The case was notable in that it is the first time that a Shanghai court has ordered punitive damages in IP infringement cases. This judgement is evidence of China’s commitment to fight against intellectual property crimes and create an environment hospitable to international business.

Punitive damages in China
China introduced punitive damages into Trademark Law in 2013, by providing Article 63: “for malicious infringement of exclusive rights to use trademarks, in serious cases, the compensation amount shall be determined in accordance with the aforesaid method based on one to three times of the determined amount.” This provision aims at reversing the previous situation of "high cost of rights protection and low cost of infringement" and effectively reducing the occurrence of infringement.

However, punitive damage has not been introduced into other areas until 2019. In 2019, China took two approaches regarding punitive damages: 1) Article 63 of Trademark Law was amended the compensation range from “one to three times” to “one to five times”; 2) Punitive damages provision went into Article 17 of Law Against Unfair Competition: “for business operators who infringe upon commercial secrets maliciously and if the case is serious, the compensation amount may be determined in accordance with one to five times the amount determined using the aforesaid method”. In the current draft amendment of Patent Law, the provision of punitive damages is also incorporated.

Observation
In the current practice in China, there are still limited IP cases that directly invoke the provisions regarding punitive damages and are awarded high compensation against the infringers. The main reason is that the two conditions in punitive damages are difficult to be determined, namely the malicious intention of the infringer and the serious circumstances of the infringement.

The Court awarded punitive damages in this case as it deemed the above two conditions have been satisfied. According to the Court’s findings, the Plaintiff, at the first time of discovery of the Defendant’s acts of infringement, had issued a cease & desist letter to warn the Defendant. After that, the Defendant had further entered into a settlement agreement with the Plaintiff under which the Defendant promised to stop any ongoing and future infringement. However, shortly after that, the Defendant was found to counterfeit the Plaintiff's products and trademarks which are sold various online and offline channels. There even exist quality issues with the counterfeited products. The court therefore opined that both the “malicious intention of the infringer” and the “serious circumstances of the infringement” giving rise to the punitive damages have been established in this case.   

Besides, as the law provides that the punitive damages can be ordered by the Court based on 3 times of illegal gains obtained by the Defendant; the Court had ordered the Defendant to provide relevant sales records, financial books and original receipts to ascertain the illegal gains of the Defendant. However, since the Defendant rejected to fulfil such court order, the Court thus determined the illegal gains of the Defendant based on the sales record published in its advertisement on social media, which come to an amount ranging from RMB 1,017,000 to RMB 1,395,000.  

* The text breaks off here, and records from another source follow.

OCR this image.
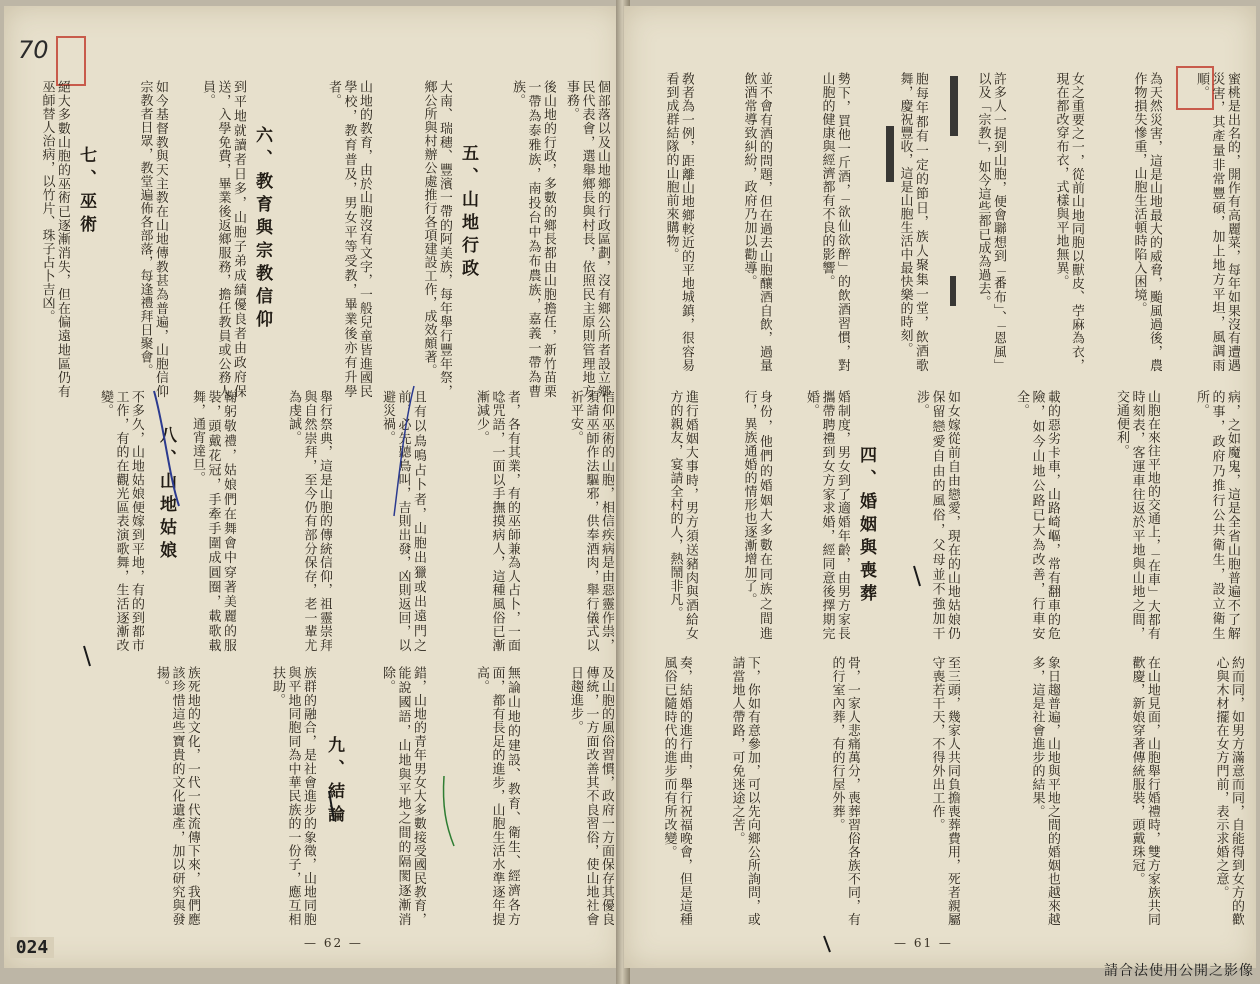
70
個部落以及山地鄉的行政區劃，沒有鄉公所者設立鄉民代表會，選舉鄉長與村長，依照民主原則管理地方事務。
後山地的行政，多數的鄉長都由山胞擔任，新竹苗栗一帶為泰雅族，南投台中為布農族，嘉義一帶為曹族。
五、山地行政
大南、瑞穗、豐濱一帶的阿美族，每年舉行豐年祭，鄉公所與村辦公處推行各項建設工作，成效頗著。
山地的教育，由於山胞沒有文字，一般兒童皆進國民學校，教育普及，男女平等受教，畢業後亦有升學者。
六、教育與宗教信仰
到平地就讀者日多，山胞子弟成績優良者由政府保送，入學免費，畢業後返鄉服務，擔任教員或公務人員。
如今基督教與天主教在山地傳教甚為普遍，山胞信仰宗教者日眾，教堂遍佈各部落，每逢禮拜日聚會。
七、巫術
絕大多數山胞的巫術已逐漸消失，但在偏遠地區仍有巫師替人治病，以竹片、珠子占卜吉凶。
信仰巫術的山胞，相信疾病是由惡靈作祟，須請巫師作法驅邪，供奉酒肉，舉行儀式以祈平安。
者，各有其業，有的巫師兼為人占卜，一面唸咒語，一面以手撫摸病人，這種風俗已漸漸減少。
且有以鳥鳴占卜者，山胞出獵或出遠門之前，必先聽鳥叫，吉則出發，凶則返回，以避災禍。
舉行祭典，這是山胞的傳統信仰，祖靈崇拜與自然崇拜，至今仍有部分保存，老一輩尤為虔誠。
八、山地姑娘	鞠躬敬禮，姑娘們在舞會中穿著美麗的服裝，頭戴花冠，手牽手圍成圓圈，載歌載舞，通宵達旦。
不多久，山地姑娘便嫁到平地，有的到都市工作，有的在觀光區表演歌舞，生活逐漸改變。
及山胞的風俗習慣，政府一方面保存其優良傳統，一方面改善其不良習俗，使山地社會日趨進步。
無論山地的建設、教育、衛生、經濟各方面，都有長足的進步，山胞生活水準逐年提高。
九、結論	錯，山地的青年男女大多數接受國民教育，能說國語，山地與平地之間的隔閡逐漸消除。
族群的融合，是社會進步的象徵，山地同胞與平地同胞同為中華民族的一份子，應互相扶助。
族死地的文化，一代一代流傳下來，我們應該珍惜這些寶貴的文化遺產，加以研究與發揚。
— 62 —
蜜桃是出名的，開作有高麗菜，每年如果沒有遭遇災害，其產量非常豐碩，加上地方平坦，風調雨順。
為天然災害，這是山地最大的威脅，颱風過後，農作物損失慘重，山胞生活頓時陷入困境。
女之重要之一，從前山地同胞以獸皮、苧麻為衣，現在都改穿布衣，式樣與平地無異。
許多人一提到山胞，便會聯想到「番布」、「恩風」以及「宗教」，如今這些都已成為過去。
胞每年都有一定的節日，族人聚集一堂，飲酒歌舞，慶祝豐收，這是山胞生活中最快樂的時刻。
勢下，買他一斤酒，「欲仙欲醉」的飲酒習慣，對山胞的健康與經濟都有不良的影響。
並不會有酒的問題，但在過去山胞釀酒自飲，過量飲酒常導致糾紛，政府乃加以勸導。
敎者為一例，距離山地鄉較近的平地城鎮，很容易看到成群結隊的山胞前來購物。
病，之如魔鬼，這是全省山胞普遍不了解的事，政府乃推行公共衛生，設立衛生所。
山胞在來往平地的交通上，「在車」大都有時刻表，客運車往返於平地與山地之間，交通便利。
載的惡劣卡車，山路崎嶇，常有翻車的危險，如今山地公路已大為改善，行車安全。
四、婚姻與喪葬	如女嫁從前自由戀愛，現在的山地姑娘仍保留戀愛自由的風俗，父母並不強加干涉。
婚制度，男女到了適婚年齡，由男方家長攜帶聘禮到女方家求婚，經同意後擇期完婚。
身份，他們的婚姻大多數在同族之間進行，異族通婚的情形也逐漸增加了。
進行婚姻大事時，男方須送豬肉與酒給女方的親友，宴請全村的人，熱鬧非凡。
約而同，如男方滿意而同，自能得到女方的歡心與木材擺在女方門前，表示求婚之意。
在山地見面，山胞舉行婚禮時，雙方家族共同歡慶，新娘穿著傳統服裝，頭戴珠冠。
象日趨普遍，山地與平地之間的婚姻也越來越多，這是社會進步的結果。
至三頭，幾家人共同負擔喪葬費用，死者親屬守喪若干天，不得外出工作。
骨，一家人悲痛萬分，喪葬習俗各族不同，有的行室內葬，有的行屋外葬。
下，你如有意參加，可以先向鄉公所詢問，或請當地人帶路，可免迷途之苦。
奏，結婚的進行曲，舉行祝福晚會，但是這種風俗已隨時代的進步而有所改變。
— 61 —
024
請合法使用公開之影像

The Court findings of this case shall serve as a clearer guidance with respect to the awarding of punitive damages under trademark infringement. It can be revealed from this case that facts and evidence of a trademark infringement showing the infringer’s continuous infringement after warning, expanded sales channels of the counterfeits in the market, the quality issues with the counterfeits may give rise to the possibility of requesting for punitive damages imposed on infringer.